Il l’a été par la droitisation de l’UMP. L’un des conseillers les plus influents de l’Élysée, Patrick Buisson, ancien journaliste à Minute, grand nostalgique de l’Algérie française, se veut l’inlassable artisan d’un rapprochement UMP-FN. À force de campagnes obsessionnelles contre les immigrés, les Roms, et de stigmatisation de l’islam, il parvient à ses fins. Mais le rapprochement ne s’opère pas vraiment au profit de Nicolas Sarkozy. Dans cette histoire de diable et de grande cuiller, on ne sait qui fait le Malin. Depuis dimanche, la stratégie de M. Buisson ne convainc plus que ses partisans idéologiques : Claude Guéant et Jean-François Copé, par exemple. À droite, le développement de la crise ajoute une nouvelle inconnue à la campagne. Les sondeurs vont bientôt devoir explorer d’autres pistes : avec ou sans Sarkozy, avec ou sans Fillon… Non seulement, le fameux débat sur l’islam n’affaiblit pas le FN, mais il brise l’amalgame idéologique réussi par Nicolas Sarkozy en 2007. Gardons-nous cependant d’expliquer la remontée du Front national uniquement par ce jeu sordide avec les idées de l’extrême droite. La gauche est loin d’être exempte de responsabilités. Bien entendu, elles ne se situent pas au même niveau. C’est surtout sur le plan économique et social que le PS a failli. On ne refera pas l’histoire.

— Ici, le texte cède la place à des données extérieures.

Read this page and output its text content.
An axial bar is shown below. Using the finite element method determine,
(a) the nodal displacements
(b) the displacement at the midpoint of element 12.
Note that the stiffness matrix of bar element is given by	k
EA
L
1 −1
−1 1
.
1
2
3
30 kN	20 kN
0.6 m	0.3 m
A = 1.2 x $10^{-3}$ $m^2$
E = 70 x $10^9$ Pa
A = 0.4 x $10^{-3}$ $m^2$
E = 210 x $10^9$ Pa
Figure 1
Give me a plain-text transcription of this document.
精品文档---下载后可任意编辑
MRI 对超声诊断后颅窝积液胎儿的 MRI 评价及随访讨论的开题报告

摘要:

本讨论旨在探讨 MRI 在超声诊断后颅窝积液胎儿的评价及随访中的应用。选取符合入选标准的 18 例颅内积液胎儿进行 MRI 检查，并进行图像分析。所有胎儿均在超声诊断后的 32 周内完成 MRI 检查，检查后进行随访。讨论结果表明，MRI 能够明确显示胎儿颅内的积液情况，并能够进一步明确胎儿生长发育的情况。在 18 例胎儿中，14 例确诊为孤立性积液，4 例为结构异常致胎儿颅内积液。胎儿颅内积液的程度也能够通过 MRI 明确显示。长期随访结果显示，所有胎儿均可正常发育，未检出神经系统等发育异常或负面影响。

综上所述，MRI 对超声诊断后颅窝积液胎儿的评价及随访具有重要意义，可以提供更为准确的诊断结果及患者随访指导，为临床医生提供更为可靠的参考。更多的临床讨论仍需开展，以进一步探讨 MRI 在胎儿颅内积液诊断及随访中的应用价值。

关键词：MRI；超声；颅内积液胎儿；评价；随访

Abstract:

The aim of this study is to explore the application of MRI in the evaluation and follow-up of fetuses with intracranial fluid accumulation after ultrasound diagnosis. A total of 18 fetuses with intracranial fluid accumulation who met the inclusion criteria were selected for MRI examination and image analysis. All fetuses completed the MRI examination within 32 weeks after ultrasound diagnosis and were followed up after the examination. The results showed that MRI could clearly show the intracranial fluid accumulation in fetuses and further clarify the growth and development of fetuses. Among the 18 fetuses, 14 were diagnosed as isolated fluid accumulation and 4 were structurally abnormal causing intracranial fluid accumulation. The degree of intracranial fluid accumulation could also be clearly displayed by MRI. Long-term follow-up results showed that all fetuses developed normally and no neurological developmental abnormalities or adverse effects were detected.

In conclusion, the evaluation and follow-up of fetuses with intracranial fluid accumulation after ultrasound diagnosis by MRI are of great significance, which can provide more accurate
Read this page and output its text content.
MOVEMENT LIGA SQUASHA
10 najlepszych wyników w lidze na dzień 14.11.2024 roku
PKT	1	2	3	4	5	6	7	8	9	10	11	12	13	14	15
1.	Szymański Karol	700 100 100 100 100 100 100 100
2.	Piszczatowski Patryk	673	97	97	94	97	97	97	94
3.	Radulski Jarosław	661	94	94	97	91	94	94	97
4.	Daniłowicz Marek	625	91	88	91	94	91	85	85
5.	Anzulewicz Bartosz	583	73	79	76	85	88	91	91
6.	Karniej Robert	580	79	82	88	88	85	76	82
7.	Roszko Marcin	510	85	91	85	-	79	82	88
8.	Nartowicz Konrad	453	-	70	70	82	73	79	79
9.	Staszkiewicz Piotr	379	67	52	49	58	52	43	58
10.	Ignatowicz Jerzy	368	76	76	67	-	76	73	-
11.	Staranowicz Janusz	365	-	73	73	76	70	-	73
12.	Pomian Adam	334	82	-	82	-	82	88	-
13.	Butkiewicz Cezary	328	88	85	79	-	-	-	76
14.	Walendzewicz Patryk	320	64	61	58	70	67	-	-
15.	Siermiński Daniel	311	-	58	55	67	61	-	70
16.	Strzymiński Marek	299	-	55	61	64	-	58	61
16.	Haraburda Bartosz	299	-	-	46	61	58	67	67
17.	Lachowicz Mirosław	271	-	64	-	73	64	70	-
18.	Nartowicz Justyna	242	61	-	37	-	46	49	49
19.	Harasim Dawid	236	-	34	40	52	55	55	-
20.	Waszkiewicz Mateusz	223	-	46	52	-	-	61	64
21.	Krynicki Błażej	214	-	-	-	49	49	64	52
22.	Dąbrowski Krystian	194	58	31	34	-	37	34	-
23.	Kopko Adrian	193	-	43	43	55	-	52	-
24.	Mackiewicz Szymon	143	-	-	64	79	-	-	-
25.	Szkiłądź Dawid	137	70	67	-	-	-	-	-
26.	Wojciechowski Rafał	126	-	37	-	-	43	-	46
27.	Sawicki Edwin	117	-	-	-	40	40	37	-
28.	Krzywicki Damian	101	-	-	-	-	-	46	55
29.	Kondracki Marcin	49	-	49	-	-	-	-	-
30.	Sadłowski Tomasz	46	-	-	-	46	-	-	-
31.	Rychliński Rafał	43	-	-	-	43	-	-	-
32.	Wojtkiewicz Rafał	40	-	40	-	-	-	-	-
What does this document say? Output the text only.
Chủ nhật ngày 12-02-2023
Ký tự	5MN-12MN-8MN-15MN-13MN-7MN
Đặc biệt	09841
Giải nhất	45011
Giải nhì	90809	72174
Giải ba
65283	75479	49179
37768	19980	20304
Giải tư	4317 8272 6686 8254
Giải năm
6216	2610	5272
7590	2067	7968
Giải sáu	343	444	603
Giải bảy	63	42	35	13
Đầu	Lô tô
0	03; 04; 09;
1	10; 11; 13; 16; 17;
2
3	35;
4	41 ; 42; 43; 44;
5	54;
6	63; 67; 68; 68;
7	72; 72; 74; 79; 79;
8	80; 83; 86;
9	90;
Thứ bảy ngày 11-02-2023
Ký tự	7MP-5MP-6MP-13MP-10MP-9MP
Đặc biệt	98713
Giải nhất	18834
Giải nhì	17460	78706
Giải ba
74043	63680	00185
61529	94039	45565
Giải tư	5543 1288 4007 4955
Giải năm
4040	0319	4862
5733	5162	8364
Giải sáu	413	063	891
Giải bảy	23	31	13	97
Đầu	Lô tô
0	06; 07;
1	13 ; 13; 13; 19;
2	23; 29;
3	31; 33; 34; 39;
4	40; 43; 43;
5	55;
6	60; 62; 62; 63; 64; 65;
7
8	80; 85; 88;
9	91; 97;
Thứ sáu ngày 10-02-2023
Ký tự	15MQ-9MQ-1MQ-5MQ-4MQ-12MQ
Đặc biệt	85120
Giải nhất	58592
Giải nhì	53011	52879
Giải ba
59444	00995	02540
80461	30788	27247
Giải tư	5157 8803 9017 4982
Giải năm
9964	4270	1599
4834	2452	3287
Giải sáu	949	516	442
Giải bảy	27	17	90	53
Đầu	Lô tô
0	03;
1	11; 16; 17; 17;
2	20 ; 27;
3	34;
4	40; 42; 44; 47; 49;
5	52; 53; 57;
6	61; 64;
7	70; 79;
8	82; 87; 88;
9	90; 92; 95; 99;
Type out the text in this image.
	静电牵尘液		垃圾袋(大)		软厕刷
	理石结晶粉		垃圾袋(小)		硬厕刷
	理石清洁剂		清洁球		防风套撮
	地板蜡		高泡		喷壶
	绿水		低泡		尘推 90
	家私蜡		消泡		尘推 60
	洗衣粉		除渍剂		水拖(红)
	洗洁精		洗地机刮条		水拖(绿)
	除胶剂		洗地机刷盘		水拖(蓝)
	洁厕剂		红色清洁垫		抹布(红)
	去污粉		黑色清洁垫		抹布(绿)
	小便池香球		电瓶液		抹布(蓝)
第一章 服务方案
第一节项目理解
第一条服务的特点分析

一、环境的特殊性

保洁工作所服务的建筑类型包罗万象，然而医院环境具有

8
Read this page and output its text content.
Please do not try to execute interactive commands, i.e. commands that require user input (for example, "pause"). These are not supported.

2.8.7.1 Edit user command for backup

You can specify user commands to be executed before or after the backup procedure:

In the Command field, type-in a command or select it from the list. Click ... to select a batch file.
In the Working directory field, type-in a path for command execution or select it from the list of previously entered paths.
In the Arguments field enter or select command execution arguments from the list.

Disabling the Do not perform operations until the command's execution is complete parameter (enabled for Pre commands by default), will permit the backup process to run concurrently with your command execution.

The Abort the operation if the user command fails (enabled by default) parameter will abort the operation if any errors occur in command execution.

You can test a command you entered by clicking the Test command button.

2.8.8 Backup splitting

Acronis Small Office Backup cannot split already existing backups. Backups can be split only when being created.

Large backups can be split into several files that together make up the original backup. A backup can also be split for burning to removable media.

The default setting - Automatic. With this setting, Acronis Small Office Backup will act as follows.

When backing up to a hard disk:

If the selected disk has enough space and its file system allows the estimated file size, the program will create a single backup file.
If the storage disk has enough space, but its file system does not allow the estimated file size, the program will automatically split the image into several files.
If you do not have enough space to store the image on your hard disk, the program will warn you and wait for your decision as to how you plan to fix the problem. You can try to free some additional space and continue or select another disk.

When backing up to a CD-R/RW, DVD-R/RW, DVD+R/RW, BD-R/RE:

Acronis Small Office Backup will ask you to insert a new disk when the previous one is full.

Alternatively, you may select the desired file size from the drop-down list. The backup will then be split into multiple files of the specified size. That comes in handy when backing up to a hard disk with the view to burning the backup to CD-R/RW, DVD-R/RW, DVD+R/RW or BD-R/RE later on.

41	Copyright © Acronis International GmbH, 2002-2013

Mais, depuis 1983 et le fameux tournant de la rigueur, les socialistes ont accompagné sans trop résister une idéologie qui a massivement déplacé la richesse du travail vers le capital, ruiné les salaires et les services publics pour enrichir la finance. Ils ont approuvé à chaque étape de sa construction une Europe néolibérale qui semble avoir eu pour fonction de rendre inéluctable ce qui devait être objet de débats. En quelques circonstances – au début du gouvernement Jospin, par exemple, en 1997 – ils ont certes manifesté des velléités de résistance. Mais, bon an mal an, c’est l’impression d’une indifférenciation gauche-droite qui s’est installée dans l’opinion. À quoi naturellement les citoyens répondent par l’indifférence. D’où l’abstention record, et le peu d’appétence à voter socialiste, même quand la droite est honnie.

Il ne s’agit donc pas seulement de combattre le Front national sur le terrain de la morale, mais de refonder une politique de justice sociale, et de convaincre que l’on va changer réellement la condition des gens. Sans préjugés mais sans illusions, nous examinerons la semaine prochaine les fameuses « propositions » du Parti socialiste. Mais le paysage change à gauche. En peu de temps, les écologistes et le Front de gauche ont marqué leurs territoires. Ils ont un peu plus d’un an pour que la présidentielle ne ressemble pas à un sondage… vieux d’un an.